This startup’s technology could end up putting most analysts out of a job, seeking out threats on a much bigger scale
Herzliya-based cyber security startup IntSights announced today the close of their Series B funding round, bringing in $15 million in new capital.
The company has developed a machine learning-based technology that is capable of crawling through the unstructured corners of the internet where hackers plan their attacks on targets like banks and other institutions, picking up on threats and automatically closing gaps in security with one click remediation.
Taking part in the round were previous backers Glilot Capital Partners, Blackstone, Blumberg Capital, and Wipro Ventures, who were joined by new comer Vintage Investment Partners in addition to a number of other unnamed strategic investors.
IntSights was co-founded in 2015 by CEO Guy Nizan, CPO Alon Arvatz, and CTO Gal Ben David. The company recently picked up their $7.5 million Series A last year in 2016, making this a very short time frame for to receive a boost in capital.
The tip of the iceberg
Threat intelligence for cyber provides an element that is as crucial for security as the perimeter. Simply put, if you do not know what is coming at you, then you will be woefully underprepared for the attack when it finally comes. While the assumption has turned increasingly in recent years to dealing with an attacker once they have made it passed your high walls, the fact remains that solid intelligence and preparation are still key parts of a solid strategy.
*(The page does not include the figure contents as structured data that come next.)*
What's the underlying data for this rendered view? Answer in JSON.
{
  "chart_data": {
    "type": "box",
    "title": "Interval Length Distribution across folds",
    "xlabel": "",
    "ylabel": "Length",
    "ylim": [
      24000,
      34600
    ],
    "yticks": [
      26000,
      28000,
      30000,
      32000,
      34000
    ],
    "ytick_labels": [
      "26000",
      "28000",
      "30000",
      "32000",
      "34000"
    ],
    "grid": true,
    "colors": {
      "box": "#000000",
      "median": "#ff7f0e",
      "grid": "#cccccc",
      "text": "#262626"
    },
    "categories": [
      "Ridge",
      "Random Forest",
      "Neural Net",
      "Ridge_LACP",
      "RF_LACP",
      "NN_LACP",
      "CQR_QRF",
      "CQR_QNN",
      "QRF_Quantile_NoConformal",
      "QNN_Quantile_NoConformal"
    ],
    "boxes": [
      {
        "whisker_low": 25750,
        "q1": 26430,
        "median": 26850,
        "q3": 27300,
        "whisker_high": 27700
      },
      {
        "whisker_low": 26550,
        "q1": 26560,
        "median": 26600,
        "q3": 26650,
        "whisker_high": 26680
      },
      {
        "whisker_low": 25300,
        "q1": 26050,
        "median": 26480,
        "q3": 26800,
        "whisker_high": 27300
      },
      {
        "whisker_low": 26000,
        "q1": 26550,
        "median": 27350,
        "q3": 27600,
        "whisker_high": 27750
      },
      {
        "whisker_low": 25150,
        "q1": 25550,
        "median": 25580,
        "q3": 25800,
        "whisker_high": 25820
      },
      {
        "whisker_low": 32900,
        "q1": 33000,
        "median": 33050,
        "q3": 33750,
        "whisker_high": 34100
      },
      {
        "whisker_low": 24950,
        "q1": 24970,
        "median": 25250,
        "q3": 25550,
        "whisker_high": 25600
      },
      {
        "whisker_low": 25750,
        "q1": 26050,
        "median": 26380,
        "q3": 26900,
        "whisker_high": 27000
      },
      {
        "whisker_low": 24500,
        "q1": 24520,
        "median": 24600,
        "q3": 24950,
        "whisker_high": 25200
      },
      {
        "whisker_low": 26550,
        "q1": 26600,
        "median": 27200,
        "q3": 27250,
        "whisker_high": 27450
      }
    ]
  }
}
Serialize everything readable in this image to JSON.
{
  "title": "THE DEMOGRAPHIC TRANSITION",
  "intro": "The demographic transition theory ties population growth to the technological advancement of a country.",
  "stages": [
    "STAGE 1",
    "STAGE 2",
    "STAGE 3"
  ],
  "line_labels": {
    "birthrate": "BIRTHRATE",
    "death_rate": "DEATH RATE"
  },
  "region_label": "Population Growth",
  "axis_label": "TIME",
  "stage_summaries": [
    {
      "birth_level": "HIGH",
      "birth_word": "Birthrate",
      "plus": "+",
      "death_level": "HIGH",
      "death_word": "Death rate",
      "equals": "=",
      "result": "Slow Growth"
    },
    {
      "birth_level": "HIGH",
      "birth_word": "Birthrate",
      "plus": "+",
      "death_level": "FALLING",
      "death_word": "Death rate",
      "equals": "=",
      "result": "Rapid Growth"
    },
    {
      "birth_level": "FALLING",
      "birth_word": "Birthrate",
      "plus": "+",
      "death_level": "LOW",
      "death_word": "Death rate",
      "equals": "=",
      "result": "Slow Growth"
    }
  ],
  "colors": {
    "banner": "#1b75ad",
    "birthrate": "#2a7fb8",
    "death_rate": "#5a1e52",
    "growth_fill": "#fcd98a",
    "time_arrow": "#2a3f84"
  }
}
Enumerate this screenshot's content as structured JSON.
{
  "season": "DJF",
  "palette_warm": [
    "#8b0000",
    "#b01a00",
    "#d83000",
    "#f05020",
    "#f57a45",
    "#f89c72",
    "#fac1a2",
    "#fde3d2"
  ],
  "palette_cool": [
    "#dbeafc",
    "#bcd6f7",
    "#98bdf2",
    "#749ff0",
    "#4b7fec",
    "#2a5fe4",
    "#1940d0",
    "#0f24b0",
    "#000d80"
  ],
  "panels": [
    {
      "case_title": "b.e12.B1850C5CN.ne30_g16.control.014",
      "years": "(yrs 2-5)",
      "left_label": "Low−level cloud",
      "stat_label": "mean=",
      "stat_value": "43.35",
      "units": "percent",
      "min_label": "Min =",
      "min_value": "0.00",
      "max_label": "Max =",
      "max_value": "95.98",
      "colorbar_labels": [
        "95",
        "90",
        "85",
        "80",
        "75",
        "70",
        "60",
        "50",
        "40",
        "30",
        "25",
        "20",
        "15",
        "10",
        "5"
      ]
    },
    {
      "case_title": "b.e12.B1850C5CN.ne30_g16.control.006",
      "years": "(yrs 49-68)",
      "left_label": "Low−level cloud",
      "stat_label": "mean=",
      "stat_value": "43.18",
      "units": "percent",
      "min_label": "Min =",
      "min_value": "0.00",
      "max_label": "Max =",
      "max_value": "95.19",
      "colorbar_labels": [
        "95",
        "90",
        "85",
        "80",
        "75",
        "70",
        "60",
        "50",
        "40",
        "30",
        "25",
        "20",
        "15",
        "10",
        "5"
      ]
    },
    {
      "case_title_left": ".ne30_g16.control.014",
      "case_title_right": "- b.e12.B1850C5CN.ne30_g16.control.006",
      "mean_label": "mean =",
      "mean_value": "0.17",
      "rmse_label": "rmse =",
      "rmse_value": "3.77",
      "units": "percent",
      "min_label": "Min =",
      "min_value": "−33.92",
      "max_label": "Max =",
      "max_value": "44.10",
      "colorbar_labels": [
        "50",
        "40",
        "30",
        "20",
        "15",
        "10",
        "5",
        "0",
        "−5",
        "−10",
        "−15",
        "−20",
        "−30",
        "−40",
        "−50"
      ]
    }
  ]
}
However combing through mountains of forums on the Dark Web and Deep Web is time consuming to say the least and can be extremely limiting. Unlike the Google-searchable parts of the web where most content is hosted, the chat boards and marketplaces where plans for hacks and selling of stolen data take a little more effort to scrape through if a researcher hopes to uncover something useful. You have to know where to look, since these layers are not indexed or are blocked off to outsiders.
“The idea is to get into the hacker’s mind and really understand how they communicate,” Nizan tells Geektime. “Once you got that figured out, you can easily train a machine to understand what is being published by hackers. Then, the machine can identify what’s the scenario even without fully deciphering the text. When there is a very big data set the machine can even notice small nuances commonly missed by human analysts, and understand the context even when the text is written in an unfamiliar language.”
It would seem that this contextual learning helps them handle mountains of data that would burn up hundreds of man hours under normal human circumstances. IntSights seems to have a good grasp of what is possible to delegate to machines and where human analysts are still needed.
Sixgill is another Israeli company offering automation of threat intelligence services that is working in the field of Dark Web investigations, making them an active competitor. Funny enough that both have embraced the image of the iceberg to represent the visibility gap between the “Clear Web” and “Dark Web”, indicating that they give their clients access to valuable, hidden information. Perhaps less dark arts and more hard work, IntSights and others are making the detection of intel a more efficient process.
Similar to how a security team receives thousands of alerts and are now using tools like behavioral analysis to cut through the noise, IntSight is giving researchers a powerful tool to pick up on more relevant information through contextual learning. If they are able to provide analysts a shorter list of potential threats with less “false positives”, then this itself is quite an accomplishment.
However, as good as they may be getting with tweaking their system, there will still be a need for an analyst at the other end to decide what is or is not a threat.
Nizan admits that, “It’s definitely not easy to build the right algorithms to replace human analysts with threat detection, but the technology we have today proves it’s possible on many aspects of cyber-security. It’s still good to have an analyst in the end for further investigation, but at IntSights we believe that the detection should be done by machines.”
Moving forward Nizan tells Geektime that they will use the funding for increased penetration of the US and European market. One of their goals is to help consolidate the amount of information that analysts have to contend with. As Nizan notes, “Security in general, and TI particularly, need to shift into platforms that can consolidate different modules and create the connections for the customer.”